The Philadelphia Inquirer reported on Wednesday:
The Phanatic has been sued in Philadelphia Civil Court by a 75-year-old woman who claims that he injured her knees when he climbed through the stands at a 2008 Reading Phillies minor league game.
Even the woman’s attorney, John Speicher, of Wyomissing, said that people around him have said that "this is like suing Santa Claus."
It’s a common problem for plaintiff’s and personal injury lawyers: how could you sue _________?
Hard as it may be to accept, the Phillie Phanatic is not Santa Claus. The Phanatic is an employee of a highly successful entertainment business with annual revenues of a quarter-billion-dollars. That entertainment business is neither novel nor unusual; the industry in which it operates has had more than a century to develop general standards of conduct to follow when ensuring the safety of its business invitees. The specific job at issue, that of mascot, is more than a generation old.
The highly successful entertainment business is, moreover, either fully insured or so profitable that it has decided to forego insurance entirely.
That business has apparently decided, in the course of entertaining people — for which it earns a revenue of $36 per resident of the Philadelphia area — to push the envelope a little bit and, for the sake of higher revenues, take the risk of sometimes injuring its business invitees.
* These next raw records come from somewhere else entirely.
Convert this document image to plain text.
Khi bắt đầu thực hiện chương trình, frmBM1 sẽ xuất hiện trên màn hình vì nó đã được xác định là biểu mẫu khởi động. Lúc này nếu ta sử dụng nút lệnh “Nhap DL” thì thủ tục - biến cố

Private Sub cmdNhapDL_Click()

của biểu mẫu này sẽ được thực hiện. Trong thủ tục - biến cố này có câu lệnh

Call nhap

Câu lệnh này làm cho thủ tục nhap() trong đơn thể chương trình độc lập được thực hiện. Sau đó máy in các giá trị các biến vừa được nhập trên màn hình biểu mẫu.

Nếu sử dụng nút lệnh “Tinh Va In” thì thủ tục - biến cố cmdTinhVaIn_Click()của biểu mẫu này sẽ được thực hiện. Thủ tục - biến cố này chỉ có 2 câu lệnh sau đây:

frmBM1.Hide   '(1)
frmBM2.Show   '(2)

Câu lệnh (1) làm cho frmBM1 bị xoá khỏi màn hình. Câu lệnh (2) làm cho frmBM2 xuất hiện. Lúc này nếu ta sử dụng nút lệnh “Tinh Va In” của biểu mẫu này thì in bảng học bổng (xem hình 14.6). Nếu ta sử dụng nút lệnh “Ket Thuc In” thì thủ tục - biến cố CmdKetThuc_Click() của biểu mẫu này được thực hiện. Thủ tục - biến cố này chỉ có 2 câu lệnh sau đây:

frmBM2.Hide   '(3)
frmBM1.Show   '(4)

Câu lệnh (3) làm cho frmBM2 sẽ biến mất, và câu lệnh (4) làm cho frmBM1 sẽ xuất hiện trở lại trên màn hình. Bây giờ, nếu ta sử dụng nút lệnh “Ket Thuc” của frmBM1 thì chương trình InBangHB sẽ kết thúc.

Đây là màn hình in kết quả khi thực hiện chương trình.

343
I have no idea what actually happened to Grace Crass. I don’t know if the Phanatic was overzealous in his efforts, if Ms. Crass did something to endanger herself, or if Ms. Crass is malingering and does not really have any injuries attributable to the Phanatic at all.
As a legal matter, though, if her allegations are true, then why should she, rather than the highly-profit business that endangered and injured her, bear the loss?
No one is suggesting that the Phanatic go to jail. It’s a civil lawsuit against The Phillies, L.P., a business that should be responsible for the harm it causes, just like the rest of us. If Ms. Crass had negligently tripped the Phanatic as he ran through the stands, she’d be liable to him — why shouldn’t responsibility extend both ways?